Social Blade. (2015, 4 maart). User EnzoKnol.

Turner, G. (2014). Understanding Celebrity. Los Angeles: Sage, editie 2014. Hoofdstuk 1: Understanding
            Celebrity p. 3-31 en hoofdstuk 2: The Economy of Celebrity: p. 32-56.

Van Driel, H. (2006). Verbeelding van kennis: Jaarboek KennisSamenleving. Amsterdam: Aksant, editie
            2006. Hoofdstuk 1: De woord/ beeld controverse in een digitale cultuur, p. 12-26.

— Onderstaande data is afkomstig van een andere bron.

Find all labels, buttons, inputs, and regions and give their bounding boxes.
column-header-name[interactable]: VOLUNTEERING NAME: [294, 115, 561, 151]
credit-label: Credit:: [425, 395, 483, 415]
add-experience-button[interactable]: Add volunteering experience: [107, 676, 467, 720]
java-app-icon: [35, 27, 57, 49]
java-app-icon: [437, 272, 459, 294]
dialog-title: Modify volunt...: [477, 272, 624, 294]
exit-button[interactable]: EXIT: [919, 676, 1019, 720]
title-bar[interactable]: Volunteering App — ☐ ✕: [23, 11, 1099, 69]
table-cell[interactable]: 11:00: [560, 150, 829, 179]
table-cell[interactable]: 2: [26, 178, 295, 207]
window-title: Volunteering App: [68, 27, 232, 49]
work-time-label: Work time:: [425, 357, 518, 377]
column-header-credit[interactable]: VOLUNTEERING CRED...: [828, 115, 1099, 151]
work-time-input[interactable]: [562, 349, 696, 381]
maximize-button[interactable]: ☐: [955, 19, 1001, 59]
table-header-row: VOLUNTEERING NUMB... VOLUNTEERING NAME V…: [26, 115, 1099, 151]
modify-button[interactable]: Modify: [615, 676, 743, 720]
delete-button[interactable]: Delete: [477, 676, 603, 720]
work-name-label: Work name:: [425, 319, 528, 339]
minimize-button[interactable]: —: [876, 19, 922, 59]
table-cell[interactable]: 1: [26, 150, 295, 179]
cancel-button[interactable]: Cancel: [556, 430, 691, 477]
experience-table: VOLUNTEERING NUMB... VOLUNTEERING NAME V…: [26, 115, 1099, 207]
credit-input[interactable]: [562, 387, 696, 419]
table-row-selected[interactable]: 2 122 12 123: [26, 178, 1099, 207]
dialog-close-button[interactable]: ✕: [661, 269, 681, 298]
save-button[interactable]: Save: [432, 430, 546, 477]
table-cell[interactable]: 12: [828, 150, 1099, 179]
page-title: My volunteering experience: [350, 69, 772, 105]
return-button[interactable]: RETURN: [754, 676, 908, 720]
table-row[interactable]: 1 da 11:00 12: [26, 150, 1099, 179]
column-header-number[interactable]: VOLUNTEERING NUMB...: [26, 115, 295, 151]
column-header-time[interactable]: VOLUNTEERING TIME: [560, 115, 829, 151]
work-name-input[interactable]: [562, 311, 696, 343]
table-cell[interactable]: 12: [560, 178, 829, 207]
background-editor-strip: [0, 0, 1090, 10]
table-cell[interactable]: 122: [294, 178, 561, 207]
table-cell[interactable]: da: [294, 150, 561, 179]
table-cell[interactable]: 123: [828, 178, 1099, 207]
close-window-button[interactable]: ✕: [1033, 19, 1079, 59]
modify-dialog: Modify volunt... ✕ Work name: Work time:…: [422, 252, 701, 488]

Van Driel, H. (2014, 12 januari). De uitdaging van botsende wereldbeelden. [schriftelijke versie van een
            voordracht, gehouden bij de opening van het academische jaar van Academie Minerva op 26  
            augustus 2013].

Van Houten, M. (2014, 26 december). Enzo Knol: 'Ik laat je lachen, sowieso'. Trouw.  

Van der Poel, R. (2014, 21 oktober). Hoe YouTube-ster Enzo Knol met t-shirts en vissticks zijn geld
            verdient.
NRC Handelsblad.  

www.knolpower.nl. Z.j. Knolpower boek.